Per dare un’idea dell’inconsistenza della politica italiana degli ultimi anni, più che gli editoriali dei direttori delle grandi testate nazionali, spesso è utile affidarsi ai blog di specialisti di questo o quel settore, che più di altri sono in grado di leggere ciò che si nasconde dietro al burocratese dei vari articoli e commi che compongono leggi e decreti licenziati da Parlamento e governo. Che poi si tratta sempre di giornalisti, come nel caso di Carlo Mazzini, ma un conto è scrivere un articolo destinato al giornale cartaceo, con tutti i limiti di spazio e di tempo dettati dalle routine redazionali, un altro è pubblicare liberamente riflessioni e analisi su uno spazio teoricamente illimitato e non soggetto ad alcuna linea editoriale, se non la propria, qual è il blog.

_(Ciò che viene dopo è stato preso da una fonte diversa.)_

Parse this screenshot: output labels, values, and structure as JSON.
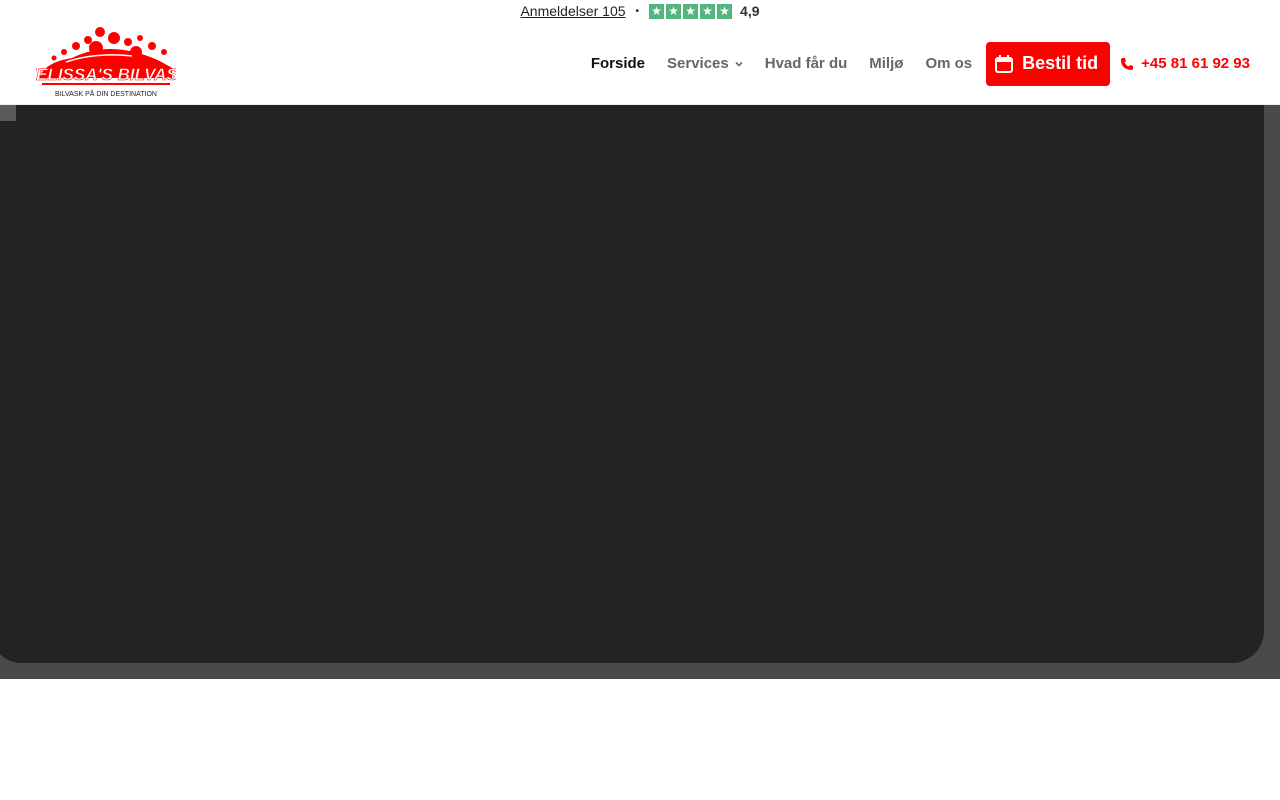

Dopo questo breve preambolo, andiamo a vedere cosa scrive il giornalista in due post pubblicati il 26 e il 30 settembre. Nel primo si parla di stabilizzazione del 5 per mille e come sempre, purtroppo, la sostanza delle cose contrasta con l’ottimismo delle dichiarazioni che i parlamentari più coinvolti si affannano a rilasciare. In particolare, parlando del disegno di legge delega (ddld) che inviterà il governo a occuparsi della questione, Mazzini cita l’onorevole Luigi Bobba, che intervistato dal mensile Vita ha affermato che il testo in questione «fa ben sperare anche per un altro aspetto importante, ovvero l’eliminazione del “tetto” che ogni anno riduce i contributi che gli italiani destinano al non profit di una quota significativa». L’espressione che dovrebbe dare speranza al terzo settore è quella contenuta in fondo al secondo comma dell’articolo 4 del ddld: «Il Governo assicura […] la razionalizzazione e la stabilizzazione dell’istituto della destinazione del 5 per mille dell’imposta sul reddito delle persone fisiche in base alle scelte espresse dai contribuenti» (corsivo nostro, ndr). Ma il giornalista, che su questa materia non si fa rabbonire da nessuno, ha scoperto che tale espressione era già contenuta nella prima legge che istituiva il 5 per mille ma, nonostante ciò, è stata tradita più volte nel corso degli anni: «Vado a rileggermi l’art. 2, c. 4-novies, dl 40/10 (quello che ha istituito i 5 per mille dal 2010 in poi in quanto “aggiornato” nelle date da disposizioni annuali) dove leggo, prima dell’elencazione delle tipologie di organizzazioni che possono accedere al 5 per mille, che “una quota pari al cinque per mille dell’imposta stessa è destinata in base alla scelta del contribuente alle seguenti finalità”, e nonostante questa magica frase i soldi li hanno decurtati. Cosa faccia ben sperare l’onorevole Bobba, quindi, non si capisce».

L’altro post che merita attenzione parla della fine dell’agevolazione fiscale sull’imposta di registro per le onlus: «Dal primo gennaio 2014 le onlus non godranno più dell’agevolazione fiscale relativa all’imposta di registro nell’acquistare a titolo oneroso degli immobili (168 euro), ma dovranno pagare l’equivalente del 9 per cento del valore di compravendita! Rimane -ci mancherebbe altro- l’agevolazione relativa all’acquisto a titolo gratuito degli immobili. Perché notizia vecchia? Semplice, perché la norma è il decreto legislativo 23 del 2011 (art. 10), regnante governo Berlusconi, mandante Tremonti». La questione pare molto tecnica, per addetti ai lavori, ma ha una sua rilevanza per farsi un’idea dell’atteggiamento della politica verso il non profit. Tutti se ne dichiarano “amici”, ma poi per raggranellare briciole si va a pescare dappertutto. E così le agevolazioni riconosciute negli anni non sono più diritti acquisiti, bensì concessioni che lo Stato ha il diritto di togliere quando gli pare. Segno, questo, anche della debolezza del non profit nella sua attività di lobbying verso la politica, nonostante l’ondata di candidature che ha trascinato in Parlamento molti rappresentanti del terzo settore nel corso delle ultime elezioni politiche. In coda al post, Mazzini elenca gli strappi più recenti che il non profit ha dovuto subire negli ultimi anni: «5 per mille, tariffe postali, imposta di registro, abolizione dell’Agenzia del terzo settore». Un’impressionante serie di errori politici che oggi permettono allo Stato di recuperare risorse, ma domani forse mineranno il principio di sussidiarietà, che si tradurrà in una riduzione di servizi essenziali alla collettività.